Dodurga konusunda mevcut belediyeleri suçlamak haksızlık olur. Ankara'nın her yerindeki imar rezillikleri gibi bu da (özellikle Dodurga'da akılalmaz boyutta) vurgun yapan Jeliboncu'nun marifeti. Belediye değişmeden evvel mahkemelik olmuş ve yürütmesi durdurulmuş bir plan bu. Mahkeme 5 seneden fazla sürdü, üstelik çıkan karar bile abes, akıl dışı (Hem kademeli emsali yasaklayıp, 2 emsalli parsellerde kaldıran, ama 1,75 emsal parsellerde kademeli emsali kaldırmayan hukuki bir ucubelik). Neyse ki Çankaya belediyesi planın bütün arızalı noktalarının tamamını düzeltecek raporu sundu ve umuyorum ki Büyükşehir'de bu arızaların tamamını gideren revizyon yapılarak çözülecek.
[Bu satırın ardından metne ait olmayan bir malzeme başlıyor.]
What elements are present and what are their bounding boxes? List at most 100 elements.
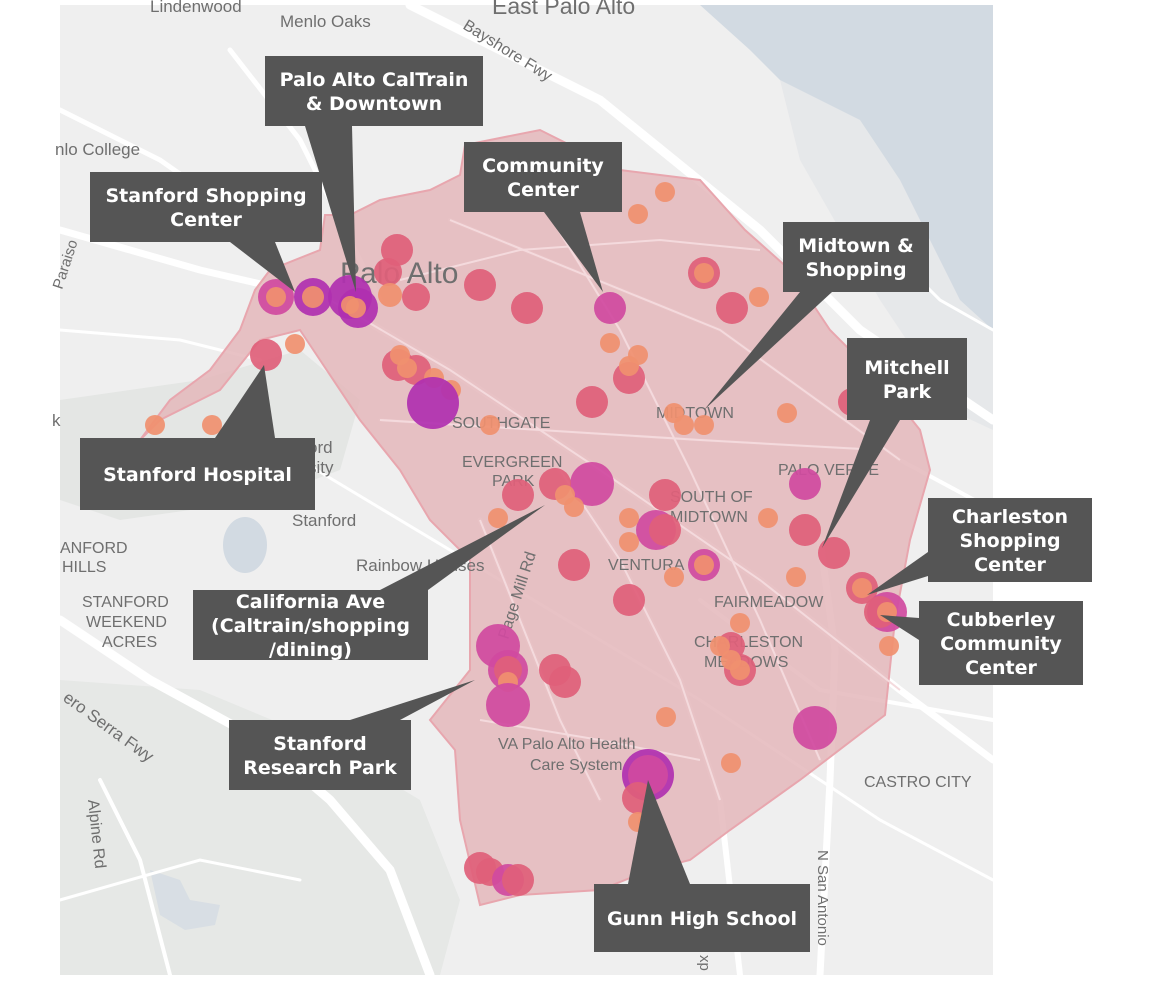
data-point	[721, 753, 741, 773]
data-point	[694, 263, 714, 283]
callout-box	[847, 338, 967, 420]
map-label: ACRES	[102, 634, 157, 651]
callout-label: Research Park	[243, 757, 397, 779]
data-point	[852, 578, 872, 598]
callout-pointer	[215, 365, 275, 438]
data-point	[302, 286, 324, 308]
data-point	[789, 514, 821, 546]
data-point	[341, 296, 359, 314]
bay-water	[700, 5, 993, 370]
callout-pointer	[704, 292, 832, 410]
map-label: EVERGREEN	[462, 454, 562, 471]
data-point	[613, 584, 645, 616]
callout: Palo Alto CalTrain& Downtown	[265, 56, 483, 292]
data-point	[716, 292, 748, 324]
data-point	[619, 508, 639, 528]
map-label: SOUTHGATE	[452, 415, 550, 432]
data-point	[570, 462, 614, 506]
map-label: xp	[696, 955, 713, 971]
callout-label: Shopping	[805, 259, 906, 281]
callout-box	[919, 601, 1083, 685]
callout-label: Center	[170, 209, 242, 231]
callout-pointer	[380, 505, 545, 590]
data-point	[285, 334, 305, 354]
hill-water	[150, 870, 220, 930]
callout-pointer	[628, 780, 690, 884]
map-label: MIDTOWN	[670, 509, 748, 526]
callouts: Palo Alto CalTrain& DowntownCommunityCen…	[80, 56, 1092, 952]
callout-label: Midtown &	[798, 235, 913, 257]
data-point	[879, 636, 899, 656]
data-point	[407, 377, 459, 429]
map-label: Menlo Oaks	[280, 12, 371, 31]
callout-label: Center	[965, 657, 1037, 679]
callout-box	[229, 720, 411, 790]
callout-label: Gunn High School	[607, 908, 797, 930]
data-point	[594, 292, 626, 324]
data-point	[486, 683, 530, 727]
data-point	[656, 707, 676, 727]
data-point	[402, 283, 430, 311]
callout-pointer	[544, 212, 603, 292]
map-label: nlo College	[55, 140, 140, 159]
callout-label: Mitchell	[864, 357, 949, 379]
map-label: Care System	[530, 757, 622, 774]
callout-label: Community	[940, 633, 1062, 655]
map-label: k	[52, 411, 61, 430]
data-point	[619, 532, 639, 552]
callout: Stanford Hospital	[80, 365, 315, 510]
callout-pointer	[350, 680, 475, 720]
data-point	[202, 415, 222, 435]
map-label: WEEKEND	[86, 614, 167, 631]
data-point	[649, 514, 681, 546]
callout-label: Stanford	[273, 733, 366, 755]
callout-box	[90, 172, 322, 242]
map-label: N San Antonio	[814, 850, 831, 946]
callout-box	[193, 590, 428, 660]
map-label: East Palo Alto	[492, 0, 635, 19]
callout: Midtown &Shopping	[704, 222, 929, 410]
callout-label: (Caltrain/shopping	[211, 615, 410, 637]
data-point	[464, 269, 496, 301]
data-point	[786, 567, 806, 587]
callout-label: Charleston	[952, 506, 1068, 528]
data-point	[730, 660, 750, 680]
data-point	[266, 287, 286, 307]
callout-label: Cubberley	[947, 609, 1056, 631]
callout-label: Stanford Hospital	[103, 464, 292, 486]
data-point	[758, 508, 778, 528]
data-point	[649, 479, 681, 511]
callout-label: Center	[974, 554, 1046, 576]
data-point	[480, 415, 500, 435]
callout-label: Palo Alto CalTrain	[280, 69, 469, 91]
callout-label: Community	[482, 155, 604, 177]
data-point	[381, 234, 413, 266]
data-point	[397, 358, 417, 378]
callout-label: & Downtown	[306, 93, 442, 115]
data-point	[511, 292, 543, 324]
callout-box	[464, 142, 622, 212]
callout-label: California Ave	[236, 591, 385, 613]
map-label: FAIRMEADOW	[714, 594, 824, 611]
callout-pointer	[880, 615, 919, 640]
data-point	[145, 415, 165, 435]
callout-label: Stanford Shopping	[105, 185, 306, 207]
data-point	[600, 333, 620, 353]
callout-pointer	[230, 242, 295, 292]
map-label: STANFORD	[82, 594, 169, 611]
data-point	[488, 508, 508, 528]
data-point	[378, 283, 402, 307]
callout: California Ave(Caltrain/shopping/dining)	[193, 505, 545, 661]
callout-label: Center	[507, 179, 579, 201]
data-points	[145, 182, 907, 896]
data-point	[694, 555, 714, 575]
data-point	[250, 339, 282, 371]
data-point	[730, 613, 750, 633]
data-point	[789, 468, 821, 500]
data-point	[655, 182, 675, 202]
Hayırlısıyla çıkacak kararla hissedarların çektiği işkence son bulacak.
Ankara'da imar konusunda nasıl bir 25 sene yaşadığımızın filmi yapılsa Science Fiction derler kimse inanmaz.
Arada bir 2 yıllık Mustafa Tuna dönemi oldu, adam farklı, Jeliboncu'dan sonra düzgün biri sanıldı. O da iki imar çıkardı. Belören planını belediye kendi geri çekmek zorunda kaldı, diğeri ise Dikmen'de kendi kardeşine özel çıkarttığı ve yine akılalmaz bir avanta içeren plandı, onu da tabii mahkeme iptal etti.
İmar konusunda lazım olan çare ilçe belediyeleri, büyükşehir ve hatta cumhurbaşkanının aynı partiden olması değil, sadece ve sadece hukuka uygun olması. Hukuka uygun olmadığı zaman her kombinasyonun sonunda duvara tosluyor, iptal oluyor.
Kombinasyonlara gelince, orada zaten aslında parti farklılıklarının zerre önemi yok. İş avantaya gelince sahnede kavga edenlerin, kuliste nasıl beraberce iş tuttuğunu bilseniz "yuh artık" dersiniz. En basit örneği Jeliboncu ile Yenimahalle belediye başkanının parsel niteliğinin değiştirilmesi yoluyla bir sürü yerde yaptıkları şeylerdir, insanın resmen ağzını açık bırakır.